DLLEXPORT mint WolframLibrary_getVersion( ) {
return WolframLibraryVersion;
}
DLLEXPORT int WolframLibrary_initialize( WolframLibraryData libData) {
return LIBRARY_NO_ERROR;
}
DLLEXPORT void WolframLibrary_uninitialize( WolframLibraryData libData) {
return;
}
static long addIntImpl(int i, long j) {
return i+j;
}
DLLEXPORT int addInt(WolframLibraryData libData, MLINK mlp)
{
int i1;
long li2, sum;
long len;
if (!MLCheckFunction(mlp, "List", &len))
goto retPt;
if (len != 2)
goto retPt;
if (!MLGetInteger32(mlp, &i1))
goto retPt;
if (!MLGetInteger64(mlp, &li2))
goto retPt;
if (!MLNewPacket(mlp))
goto retPt;
sum = addIntImpl(i1, li2);
if (!MLPutInteger64(mlp,sum))
goto retPt;
return LIBRARY_NO_ERROR;
retPt:
return LIBRARY_FUNCTION_ERROR;
}
To build (the same Debug option helps) and call the function
lib2 = CreateLibrary[src2, "addInt", "Debug" -> True]
add2 = LibraryFunctionLoad[lib2, "addInt", LinkObject, LinkObject]
Note: Like in the MathLink framework (1a/), you control every variable and import/export, so full control and no problem.

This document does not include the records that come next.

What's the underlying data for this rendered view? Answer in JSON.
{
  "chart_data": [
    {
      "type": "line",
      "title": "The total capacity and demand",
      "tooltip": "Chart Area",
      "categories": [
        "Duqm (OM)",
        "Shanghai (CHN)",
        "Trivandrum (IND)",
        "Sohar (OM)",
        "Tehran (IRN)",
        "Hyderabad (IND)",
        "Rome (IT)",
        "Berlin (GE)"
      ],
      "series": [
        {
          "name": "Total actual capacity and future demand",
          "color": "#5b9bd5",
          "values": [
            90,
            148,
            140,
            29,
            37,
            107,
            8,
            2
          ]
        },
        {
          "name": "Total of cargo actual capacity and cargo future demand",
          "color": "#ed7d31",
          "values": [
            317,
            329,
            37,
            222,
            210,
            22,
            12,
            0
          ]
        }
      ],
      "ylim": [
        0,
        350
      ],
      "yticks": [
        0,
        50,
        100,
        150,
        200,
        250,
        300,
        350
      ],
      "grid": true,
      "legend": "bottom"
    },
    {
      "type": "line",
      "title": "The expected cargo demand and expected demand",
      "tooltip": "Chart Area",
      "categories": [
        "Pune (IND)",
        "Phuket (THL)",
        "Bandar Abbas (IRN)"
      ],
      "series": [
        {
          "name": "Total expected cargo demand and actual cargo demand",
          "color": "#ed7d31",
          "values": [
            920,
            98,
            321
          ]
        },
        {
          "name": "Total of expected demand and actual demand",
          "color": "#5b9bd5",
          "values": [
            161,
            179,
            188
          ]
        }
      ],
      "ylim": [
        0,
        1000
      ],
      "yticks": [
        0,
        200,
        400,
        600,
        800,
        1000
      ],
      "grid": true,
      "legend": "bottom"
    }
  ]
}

2b/ MathLink functions inside LibraryLink, importing a list of Integers (I don't repeat the #include and standard DLL)
static long sumListIntImpl(int *array, long len) {
int i;
long sum;
sum = 0;
for(i=0; i<len; i++) {
sum += array[i];
}
return sum;
}
//Code
DLLEXPORT int sumListInt(WolframLibraryData libData, MLINK mlp)
{
int *array;
long sum, len, c;
if (!MLCheckFunction(mlp, "List", &len))
goto retPt;
if (len != 1)
goto retPt;
if (!MLCheckFunction(mlp, "List", &len))
goto retPt;
if (len <= 0)
goto retPt;
array = (int*) calloc(len, sizeof(int));
for(c=0; c<len; c++) {
if (!MLGetInteger32(mlp, &(array[c])))
goto retPt;
}
if (!MLNewPacket(mlp))
goto retPt;
sum = sumListIntImpl(array, len);
if (!MLPutInteger64(mlp,sum))
goto retPt;
return LIBRARY_NO_ERROR;
retPt:
return LIBRARY_FUNCTION_ERROR;
}
To build and call
lib3 = CreateLibrary[src3, "addInt", "Debug" -> True]

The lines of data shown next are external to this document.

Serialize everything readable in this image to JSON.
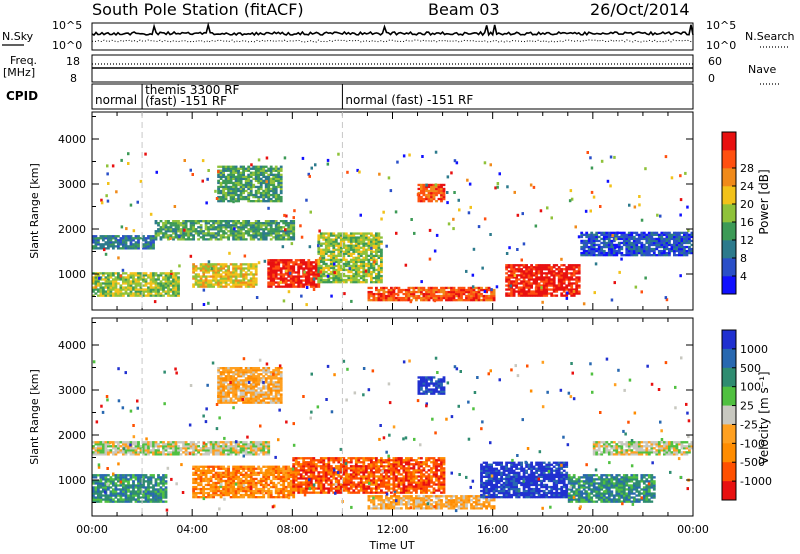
{
  "header": {
    "station": "South Pole Station (fitACF)",
    "beam": "Beam 03",
    "date": "26/Oct/2014"
  },
  "top_panels": {
    "nsky_label": "N.Sky",
    "nsky_ticks": [
      "10^5",
      "10^0"
    ],
    "nsearch_label": "N.Search",
    "freq_label_line1": "Freq.",
    "freq_label_line2": "[MHz]",
    "freq_ticks": [
      "18",
      "8"
    ],
    "nave_label": "Nave",
    "nave_ticks": [
      "60",
      "0"
    ],
    "cpid_label": "CPID",
    "cpid_segments": [
      {
        "start_hour": 0.0,
        "end_hour": 2.0,
        "line1": "normal",
        "line2": ""
      },
      {
        "start_hour": 2.0,
        "end_hour": 10.0,
        "line1": "themis 3300 RF",
        "line2": "(fast) -151 RF"
      },
      {
        "start_hour": 10.0,
        "end_hour": 24.0,
        "line1": "normal (fast) -151 RF",
        "line2": ""
      }
    ]
  },
  "chart_data": [
    {
      "type": "heatmap",
      "panel": "power",
      "ylabel": "Slant Range [km]",
      "ylim": [
        200,
        4600
      ],
      "yticks": [
        1000,
        2000,
        3000,
        4000
      ],
      "xlim": [
        0,
        24
      ],
      "xtick_labels": [
        "00:00",
        "04:00",
        "08:00",
        "12:00",
        "16:00",
        "20:00",
        "00:00"
      ],
      "colorbar": {
        "label": "Power [dB]",
        "ticks": [
          "4",
          "8",
          "12",
          "16",
          "20",
          "24",
          "28"
        ],
        "colors": [
          "#1010ff",
          "#2a4fc8",
          "#2c7a8c",
          "#3c9a56",
          "#8fc23a",
          "#f2c21a",
          "#f08a1a",
          "#ff5010",
          "#e81010"
        ]
      },
      "bands": [
        {
          "t0": 0.0,
          "t1": 2.5,
          "r0": 1550,
          "r1": 1850,
          "level": 2
        },
        {
          "t0": 2.5,
          "t1": 8.0,
          "r0": 1750,
          "r1": 2200,
          "level": 3
        },
        {
          "t0": 0.0,
          "t1": 3.5,
          "r0": 500,
          "r1": 1000,
          "level": 4
        },
        {
          "t0": 4.0,
          "t1": 6.5,
          "r0": 700,
          "r1": 1200,
          "level": 5
        },
        {
          "t0": 7.0,
          "t1": 9.0,
          "r0": 700,
          "r1": 1300,
          "level": 8
        },
        {
          "t0": 9.0,
          "t1": 11.5,
          "r0": 800,
          "r1": 1900,
          "level": 4
        },
        {
          "t0": 11.0,
          "t1": 16.0,
          "r0": 400,
          "r1": 700,
          "level": 7
        },
        {
          "t0": 16.5,
          "t1": 19.5,
          "r0": 500,
          "r1": 1200,
          "level": 8
        },
        {
          "t0": 19.5,
          "t1": 24.0,
          "r0": 1400,
          "r1": 1900,
          "level": 1
        },
        {
          "t0": 5.0,
          "t1": 7.5,
          "r0": 2600,
          "r1": 3400,
          "level": 3
        },
        {
          "t0": 13.0,
          "t1": 14.0,
          "r0": 2600,
          "r1": 3000,
          "level": 7
        }
      ]
    },
    {
      "type": "heatmap",
      "panel": "velocity",
      "ylabel": "Slant Range [km]",
      "xlabel": "Time UT",
      "ylim": [
        200,
        4600
      ],
      "yticks": [
        1000,
        2000,
        3000,
        4000
      ],
      "xlim": [
        0,
        24
      ],
      "xtick_labels": [
        "00:00",
        "04:00",
        "08:00",
        "12:00",
        "16:00",
        "20:00",
        "00:00"
      ],
      "colorbar": {
        "label": "Velocity [m s⁻¹]",
        "ticks": [
          "1000",
          "500",
          "100",
          "25",
          "-25",
          "-100",
          "-500",
          "-1000"
        ],
        "colors": [
          "#2030d0",
          "#2868b0",
          "#2f8c70",
          "#50c040",
          "#c8c8c0",
          "#ffa020",
          "#ff8c00",
          "#ff5000",
          "#e81010"
        ]
      },
      "bands": [
        {
          "t0": 0.0,
          "t1": 7.0,
          "r0": 1550,
          "r1": 1850,
          "level": 4
        },
        {
          "t0": 0.0,
          "t1": 3.0,
          "r0": 500,
          "r1": 1100,
          "level": 2
        },
        {
          "t0": 4.0,
          "t1": 8.0,
          "r0": 600,
          "r1": 1300,
          "level": 6
        },
        {
          "t0": 8.0,
          "t1": 14.0,
          "r0": 700,
          "r1": 1500,
          "level": 7
        },
        {
          "t0": 11.0,
          "t1": 16.0,
          "r0": 350,
          "r1": 650,
          "level": 5
        },
        {
          "t0": 15.5,
          "t1": 19.0,
          "r0": 600,
          "r1": 1400,
          "level": 0
        },
        {
          "t0": 19.0,
          "t1": 22.5,
          "r0": 500,
          "r1": 1100,
          "level": 2
        },
        {
          "t0": 20.0,
          "t1": 24.0,
          "r0": 1550,
          "r1": 1850,
          "level": 4
        },
        {
          "t0": 5.0,
          "t1": 7.5,
          "r0": 2700,
          "r1": 3500,
          "level": 5
        },
        {
          "t0": 13.0,
          "t1": 14.0,
          "r0": 2900,
          "r1": 3300,
          "level": 0
        }
      ]
    }
  ]
}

sum3 = LibraryFunctionLoad[lib3, "sumListInt", LinkObject, LinkObject]
Note: If you want to call your function with sum3[{1,3,7}], you need 2 "List" (my case), if you want to call sum3[1,3,7], you need only 1 "List".
2c/ the problematic case, ie the standard LibraryLink framework without the MathLink functions
static int multImpl(int i, int j) {
return i*j;
}
DLLEXPORT int mult(WolframLibraryData libData, mint Argc, MArgument *Args, MArgument Res) {
mint I0, I1, I2;
long I3, I4;
//int I3, I4;
I0 = MArgument_getInteger(Args[0]);
I1 = MArgument_getInteger(Args[1]);
I3 = I0+2147483647;
if(I3<0) {I4 = 0;} else {I4 = I3-2147483647;}
I0 = I4;
I2 = multImpl(I0, I1);
MArgument_setInteger(Res, I2);
return LIBRARY_NO_ERROR;
}
To build and call
lib1 = CreateLibrary[src1, "mult", "Debug" -> True]

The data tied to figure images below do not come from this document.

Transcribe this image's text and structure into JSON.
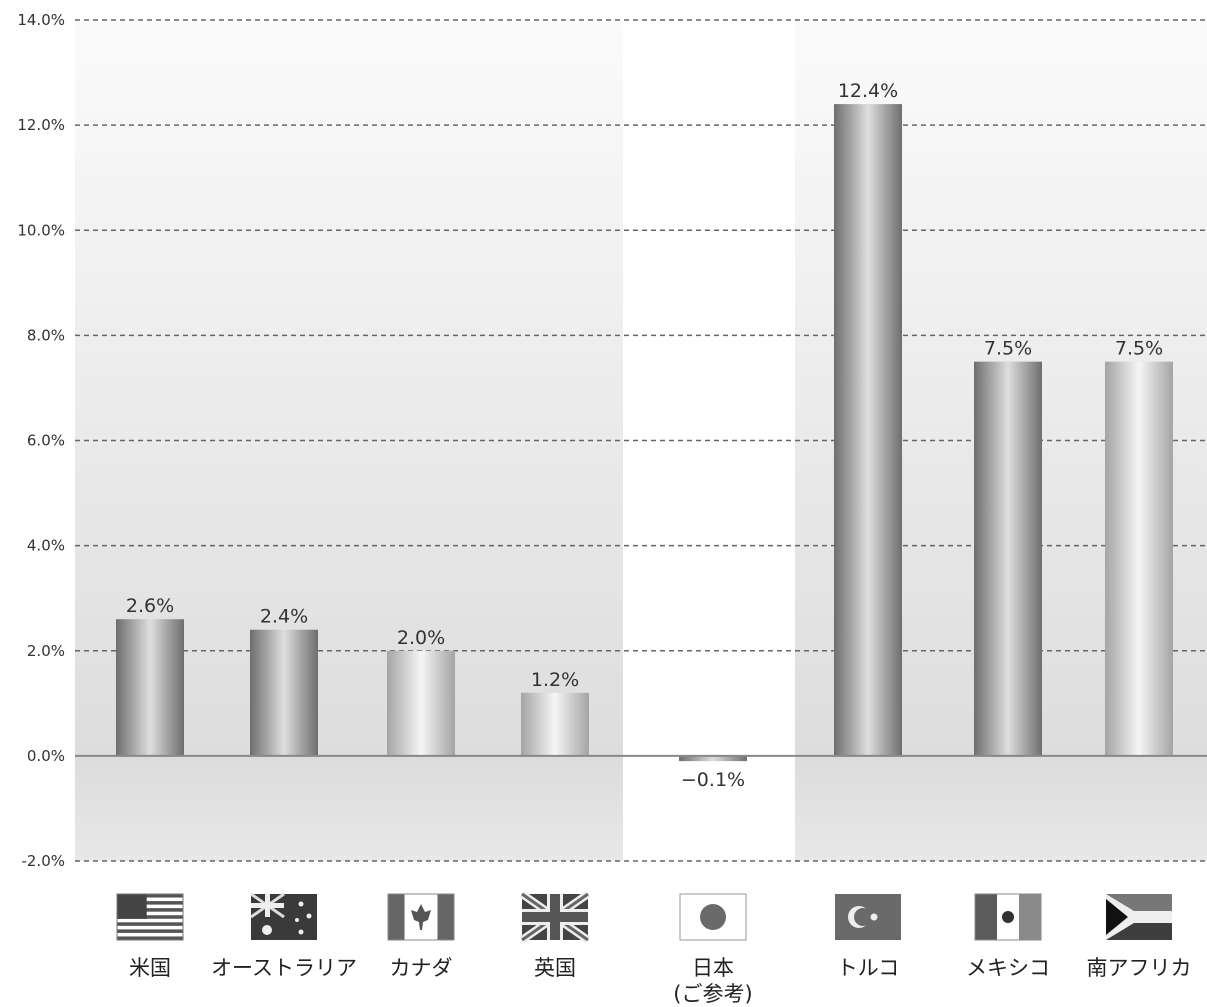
{
  "chart_data": {
    "type": "bar",
    "categories": [
      "米国",
      "オーストラリア",
      "カナダ",
      "英国",
      "日本",
      "トルコ",
      "メキシコ",
      "南アフリカ"
    ],
    "category_sublabels": [
      "",
      "",
      "",
      "",
      "(ご参考)",
      "",
      "",
      ""
    ],
    "values": [
      2.6,
      2.4,
      2.0,
      1.2,
      -0.1,
      12.4,
      7.5,
      7.5
    ],
    "value_labels": [
      "2.6%",
      "2.4%",
      "2.0%",
      "1.2%",
      "−0.1%",
      "12.4%",
      "7.5%",
      "7.5%"
    ],
    "yticks": [
      -2,
      0,
      2,
      4,
      6,
      8,
      10,
      12,
      14
    ],
    "ytick_labels": [
      "-2.0%",
      "0.0%",
      "2.0%",
      "4.0%",
      "6.0%",
      "8.0%",
      "10.0%",
      "12.0%",
      "14.0%"
    ],
    "ylim": [
      -2,
      14
    ],
    "title": "",
    "xlabel": "",
    "ylabel": "",
    "grid": true,
    "bar_shades": [
      "dark",
      "dark",
      "light",
      "light",
      "dark",
      "dark",
      "dark",
      "light"
    ],
    "groups": [
      {
        "categories": [
          0,
          1,
          2,
          3
        ],
        "background": "#e6e6e6"
      },
      {
        "categories": [
          4
        ],
        "background": "#ffffff"
      },
      {
        "categories": [
          5,
          6,
          7
        ],
        "background": "#e6e6e6"
      }
    ],
    "flags": [
      "us-flag-icon",
      "australia-flag-icon",
      "canada-flag-icon",
      "uk-flag-icon",
      "japan-flag-icon",
      "turkey-flag-icon",
      "mexico-flag-icon",
      "south-africa-flag-icon"
    ]
  }
}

mult1 = LibraryFunctionLoad[lib1, "mult", {Integer, Integer}, Integer]
Note: Here, as expected the MArgument_set/get* functions do now allow to pass large integers (>2^31-1). But I would have expected that locally, I could have declared long integers and been able to run calculations involving large integers, but the function above returns zero whether I declare I3 and I4 as long or int.
Conclusion:
To put it short, in my own (short) experience with Mathematica, when dealing with MathLink and/or LibraryLink, when in doubt go manual (ie use MathLink functions with explicit types, a bit verbose but precise) to pass around the parameters, or stay strictly within the boundaries documented (ie MArgument_* functions and mint/double/mcomplex/etc types for LibraryLink, and Integer/Real/IntegerList/RealList/etc predefined argument types for MathLink).